Britta worked every event—breakaway roping, barrel racing, pole bending and goat tying—on her first horse, Leroy, and won her first buckle when she was 12.
“When I was 13, my dad took me to Texas and I started entering against the open ropers,” she said. “I had to progress, so Dad took off his entire summer and hauled me around. I’ve always been an all-in kind of person, and Greg and Stacie Clair, who ran events at our local rodeo grounds, found me my first rope horse, Tony, for $4,000. My dad videoed me, and after we roped, we all watched my runs every single day and talked about them.”
Britta was a track star in her younger years, too. She qualified for the Junior Olympics in both the 100 and 200 hurdles, but skipped it in favor of competing at the National Junior High Finals Rodeo. Britta had an offer from Brown University—the Ivy League powerhouse in Providence, Rhode Island—but picked Texas A&M as a better fit for her cowgirl dreams. She’s currently college rodeoing.
Strain’s done some surfing, and still carries a surfboard in her stock trailer at all times. She skied until she tore her ACL and broke her back, but now finds snowboarding more suitable. She says the goat tying was actually her best event before her knee and spinal injuries. Now it’s all systems go in breakaway roping and barrel racing.
Strain loved to ski in her younger years, but after ACL surgery on a knee and recovering from a broken back finds snowboarding to be the next best thing.
Britta went far at the WCRA’s Cowtown Christmas last December in Fort Worth, and will be back in both events at the WCRA’s Texas double-header that includes the $550,000 May 11-14 Rodeo Corpus Christi, and the $750,000 Women’s Rodeo World Championship, which is coming up May 16-18 in Fort Worth.
This girl’s fierce competitive nature has never wavered, but her horse preferences did take a slight turn since her rodeo party started with Leroy and Tony. Britta’s barn is basically now a mare motel.
“I love mares,” she said. “I’ve had geldings in the past get hurt. Mares are always an investment, because if they do get hurt, you can breed them. And what I’ve found about mares is that they give me everything they have.”

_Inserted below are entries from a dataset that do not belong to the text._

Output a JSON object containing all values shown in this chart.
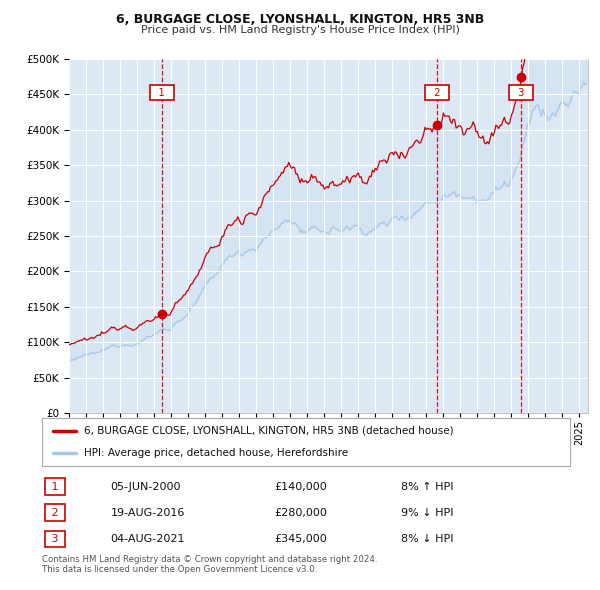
{
  "title1": "6, BURGAGE CLOSE, LYONSHALL, KINGTON, HR5 3NB",
  "title2": "Price paid vs. HM Land Registry's House Price Index (HPI)",
  "property_label": "6, BURGAGE CLOSE, LYONSHALL, KINGTON, HR5 3NB (detached house)",
  "hpi_label": "HPI: Average price, detached house, Herefordshire",
  "sale_dates": [
    "05-JUN-2000",
    "19-AUG-2016",
    "04-AUG-2021"
  ],
  "sale_prices": [
    140000,
    280000,
    345000
  ],
  "sale_hpi_pct": [
    "8% ↑ HPI",
    "9% ↓ HPI",
    "8% ↓ HPI"
  ],
  "vline_years": [
    2000.44,
    2016.63,
    2021.59
  ],
  "copyright_text": "Contains HM Land Registry data © Crown copyright and database right 2024.\nThis data is licensed under the Open Government Licence v3.0.",
  "bg_color": "#dce9f5",
  "grid_color": "#ffffff",
  "property_line_color": "#cc0000",
  "hpi_line_color": "#a8c8e8",
  "vline_color": "#cc0000",
  "dot_color": "#cc0000",
  "ylim": [
    0,
    500000
  ],
  "yticks": [
    0,
    50000,
    100000,
    150000,
    200000,
    250000,
    300000,
    350000,
    400000,
    450000,
    500000
  ],
  "xstart": 1995.0,
  "xend": 2025.5,
  "seed": 12345
}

Strain still rides her old buddy and fellow survivor Eleanor a lot in the breakaway roping, though she has a younger red roan she calls Peppa in the trailer, too. In the barrel racing, it’s all about Britta’s palomino mare, Golden Cloud.
“Everybody calls her my secret barrel horse,” Strain smiles. “My dad and I had to keep her under wraps from my mom, because it was a big deal to get a third horse. Remember, we aren’t horse or rodeo people. We bought her before the wreck, but have just now had her a full year, because we didn’t pick her up until after I got healed up from the wreck.
“(NFR barrel racing qualifier) Lynn Khor has been a huge part of my success also, and she’s started a lot of horses people know today, including Lisa Lockhart’s Rosa (Rosas Cantina CC). Rosa is Golden Cloud’s mom. She’s out of Rosa and by Dash Ta Fame. Golden Cloud’s a full sibling to a horse named Jaguar that Ryann Pedone’s currently training.
“Golden Cloud’s the reason I’m back from the wreck. Lynn says Golden Cloud’s the best she’s ever trained, and I’ve never put in so many hours riding a horse. Golden Cloud’s not really buddies with anybody but me. She’s very cold to other people. I’m her human, and she’s my horse.”